El pasado sábado día 19 de Mayo, Beas amaneció triste porque se murió el gran poeta Manuel Gerardo Bando a los 70 años de edad. Su familia y todo el pueblo sintió mucho esta gran pérdida.A los 10-12 años escribió  su primer poema  titulado “El aguador” y tocaba  la guitarra desde los nueve años  de edad.

Manolo Gerardo compuso muchas sevillanas, el pasodoble de Beas y escribió varios libros, en el año 1991 salió a la luz su primer libro “Por el Agualuz del Sur” dedicado a Andalucía donde se demuestra su amor por esta tierra.

El pasado octubre en el día de Beas,  el ayuntamiento le dedicó un pequeño reconocimiento poniéndole al Parque de nuestro pueblo su nombre.

Alumnado de 1º

En cualquier comunidad existen personas que destacan por sus valores, por sus obras, por su carácter… De entre todas ellas la especialmente queridas por todo el colectivo son aquellas que destacan sin quererlo, sin buscarlo, sin             pretensiones, desde la humildad, Manuel         Gerardo Bando Beltrán es un claro ejemplo de ello y precisamente a consecuencia de este hecho, su pérdida      aúna a la comunidad, en este caso el pueblo de Beas, en un sentimiento de tristeza compartido sin excepciones.

 

Lamentablemente hemos tenido ejemplos       recientes de pérdidas dolorosas de personas muy      importantes para nuestro municipio. En este   caso, con   Manolo Gerardo se han ido el          sentimiento, la poesía, los cantares, el maestro…

 

Manolo era el maestro de nuestro pueblo.    Juglar delante del paso y poeta de “Los        Grifos”, como lo      definía su hermano Fernando en aquella         preciosa sevillana que compuso para “La Secta del Buen Toque”. Manolo fue maestro, de      profesión, enseñando a los niños/as, pero       también fue maestro de otros muchos campos, enseñando a los adultos a vivir en la poesía, el cante, el teatro o el carnaval.
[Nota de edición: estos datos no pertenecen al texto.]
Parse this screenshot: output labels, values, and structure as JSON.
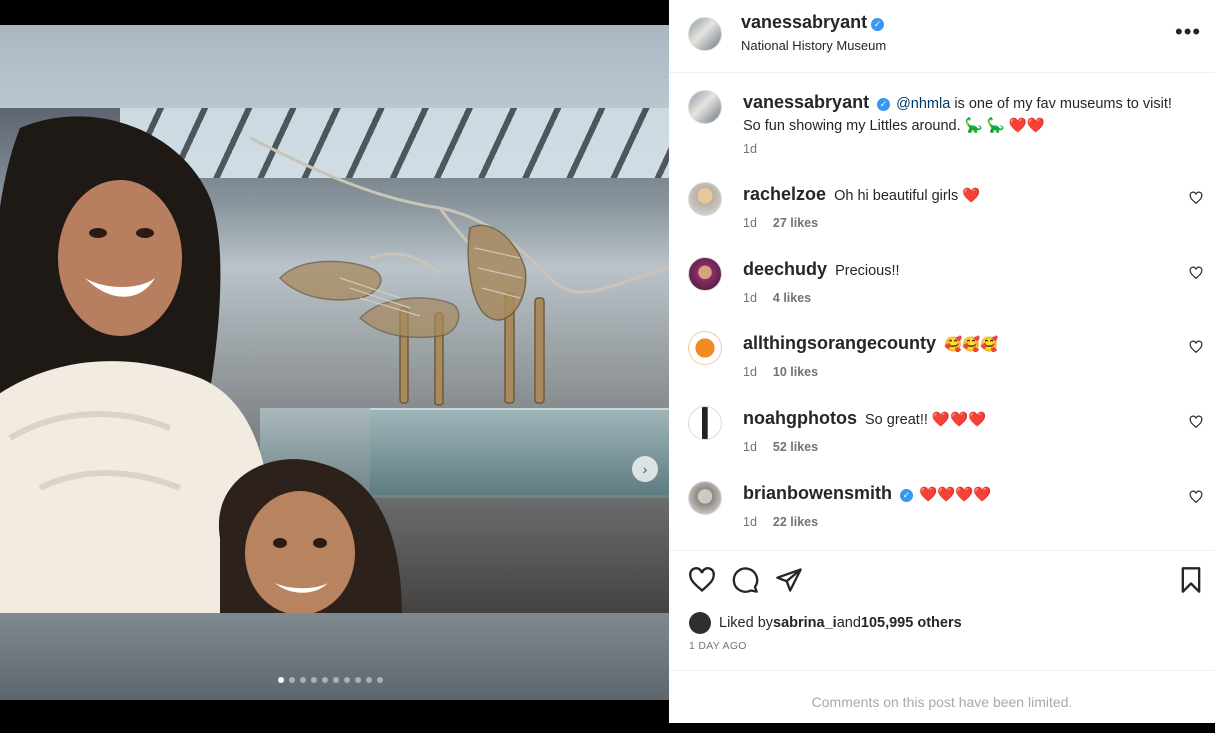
{
  "post": {
    "username": "vanessabryant",
    "location": "National History Museum",
    "carousel": {
      "slide_count": 10,
      "active_index": 0
    }
  },
  "caption": {
    "username": "vanessabryant",
    "mention": "@nhmla",
    "text": " is one of my fav museums to visit! So fun showing my Littles around. 🦕 🦕 ❤️❤️",
    "time": "1d"
  },
  "comments": [
    {
      "username": "rachelzoe",
      "text": "Oh hi beautiful girls ❤️",
      "time": "1d",
      "likes": "27 likes",
      "verified": false
    },
    {
      "username": "deechudy",
      "text": "Precious!!",
      "time": "1d",
      "likes": "4 likes",
      "verified": false
    },
    {
      "username": "allthingsorangecounty",
      "text": "🥰🥰🥰",
      "time": "1d",
      "likes": "10 likes",
      "verified": false
    },
    {
      "username": "noahgphotos",
      "text": "So great!! ❤️❤️❤️",
      "time": "1d",
      "likes": "52 likes",
      "verified": false
    },
    {
      "username": "brianbowensmith",
      "text": "❤️❤️❤️❤️",
      "time": "1d",
      "likes": "22 likes",
      "verified": true
    }
  ],
  "likes": {
    "prefix": "Liked by ",
    "user": "sabrina_i",
    "middle": " and ",
    "count": "105,995 others"
  },
  "timeago": "1 DAY AGO",
  "comments_limited": "Comments on this post have been limited.",
  "icons": {
    "like": "heart-icon",
    "comment": "comment-icon",
    "share": "share-icon",
    "save": "bookmark-icon",
    "more": "more-horizontal-icon",
    "next": "chevron-right-icon"
  },
  "colors": {
    "verified": "#3897f0",
    "mention": "#00376b",
    "muted": "#737373"
  }
}
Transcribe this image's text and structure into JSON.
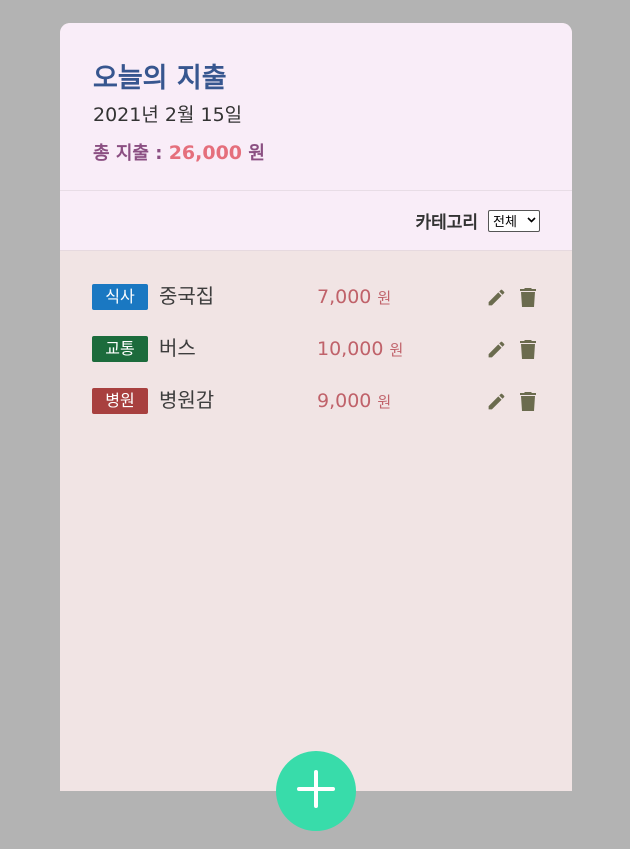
{
  "header": {
    "title": "오늘의 지출",
    "date": "2021년 2월 15일",
    "total_label": "총 지출 :",
    "total_amount": "26,000",
    "total_unit": "원"
  },
  "filter": {
    "label": "카테고리",
    "selected": "전체"
  },
  "expenses": [
    {
      "category": "식사",
      "category_color": "#1a78c2",
      "place": "중국집",
      "amount": "7,000",
      "unit": "원"
    },
    {
      "category": "교통",
      "category_color": "#1c6b3c",
      "place": "버스",
      "amount": "10,000",
      "unit": "원"
    },
    {
      "category": "병원",
      "category_color": "#a8403f",
      "place": "병원감",
      "amount": "9,000",
      "unit": "원"
    }
  ],
  "icons": {
    "edit": "pencil-icon",
    "delete": "trash-icon",
    "add": "plus-icon"
  },
  "colors": {
    "icon": "#6b6b4e",
    "fab": "#38dcaa"
  }
}
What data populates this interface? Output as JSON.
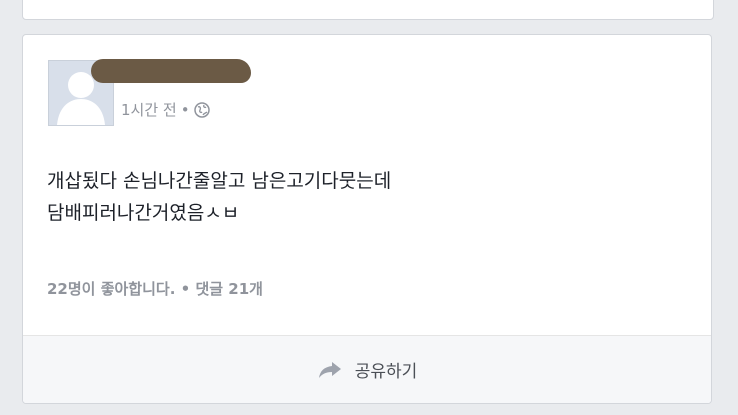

Tuvimos la suerte de tenerlo compartiendo una mañana con nuestra Comunidad Educativa el curso pasado. Le costó enormemente venir al  colegio, porque en sus propias palabras la      añoranza de aquellos años suyos como maestro siempre le ha perseguido, y revivir el ambiente escolar le producía una gran tristeza y nostalgia.

Su legado humano y cultural tiene la misma   fuerza que sus composiciones, la misma pureza, el amor a su tierra, a su sur. Un sur que le       permitió desarrollar una vocación mariana      repartida   entre Clarines y España.

Un sur bajo cuyo azul infinito sus  cuerda de guitarra        garabatearon   sones clarineros o campanilleros,      rodeado siempre de muchas voces femeninas, que hoy lloran su pérdida y los buenos ratos de los últimos tiempos junto a él. Ese sur quedó huérfano de añiles y mudo del palillero de las cigüeñas de la torre el día que Manolo, cual   cohete mañanero del    catorce, se fue al cielo.

 

Marchó el poeta, se fue el juglar, nos      abandonó el maestro, se fue el hermano, el tito, el amigo… pero nos dejó el “Agualuz del sur”, el Pasodoble de Beas, nuestro     Parque Municipal que lleva su nombre, sus sevillanas, sus poesías en cada    revista y su recuerdo (imborrable e insustituible) en cada camino de romería.

 

Decía San Agustín que “hay algo de humanidad que exalta extrañamente el corazón”.               Precisamente el corazón de Beas sufrió un    vuelco colectivo tremendo con la  noticia de la muerte de Manolo Gerardo. Que allá donde esté continúe siendo tan grande como lo fue entre nosotros. Aquí siempre será recordado          eternamente querido.